Esquerra Republicana, Junts, CUP-NCG and En Comú Podem have registered this Tuesday in the Parliament a declaration of support for those accused of Tsunami Democràtic, after many of them have established their residence outside of Spain to avoid the action of justice Spanish, which is very harsh with judges when considering accusations of terrorism an interference of the judicial power over the legislative power.

The text denounces the threat to “thousands of activists” of the independence movement – with causes such as the Tsunami or against the CDR in, for example, Operation Judas – and notes a “regression in the protection of the right to protest” in the State. The four groups registered the text in Parliament and it will be debated this Tuesday afternoon at the meeting of representatives of the Permanent Deputation.

The four parliamentary groups consider the investigations by the National Court and the Supreme Court a “direct attack on the exercise of fundamental rights.” The declaration explicitly rejects the equation of terrorism with the independence movement in an attempt “to criminalize protest” and “silence political dissidence” by the State. Thus, the groups warn that investigating actions protected by the peaceful exercise of fundamental rights for terrorism endangers “the democratic principles of the rule of law.”

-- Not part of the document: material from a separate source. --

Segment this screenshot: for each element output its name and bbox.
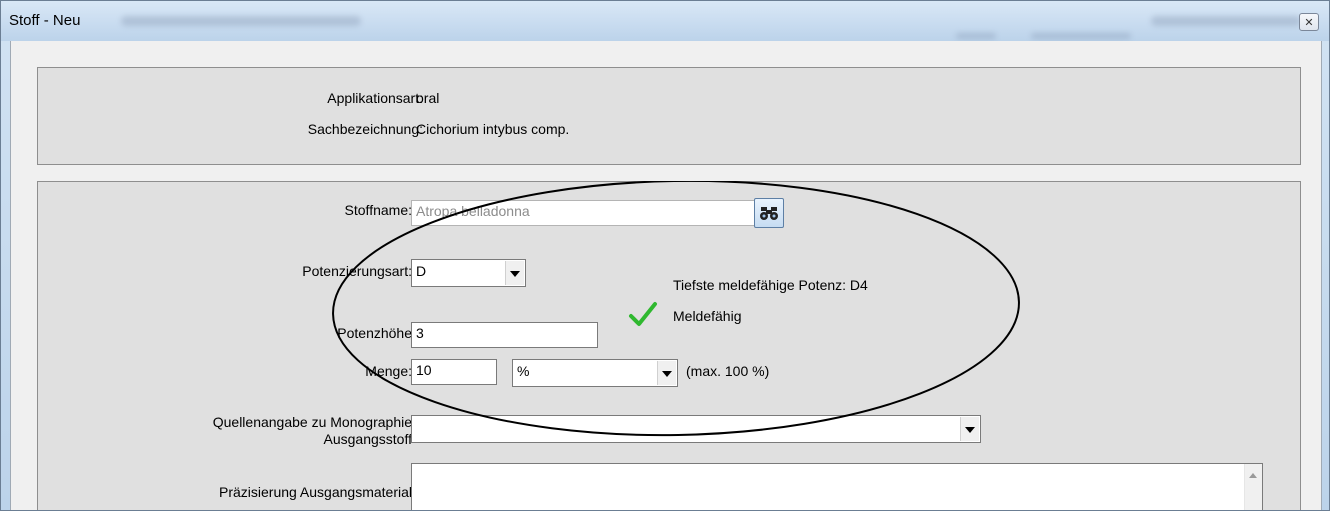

For this reason, Esquerra, Junts, CUP and Comuns demand that the accusations of terrorism linked to the protests over the ruling of the 1-O referendum be withdrawn. The statement recorded this Tuesday also asks to stop the repression against the independence movement and against popular movements, for which it urges the PSOE Government and the Congress of Deputies to make the pertinent legal modifications so that political dissidence can never again be equated with terrorism.

They also denounce and condemn “the use of justice in a new political persecution against social mobilizations and the exercise of fundamental rights, particularly against the independence movement.”

In this sense, the four political groups attribute this persecution to an attempt to hinder the application of the Amnesty law. For this reason, they consider accusations of terrorism an interference by the judicial power over the legislative branch that “weakens democracy and the will of the citizens.”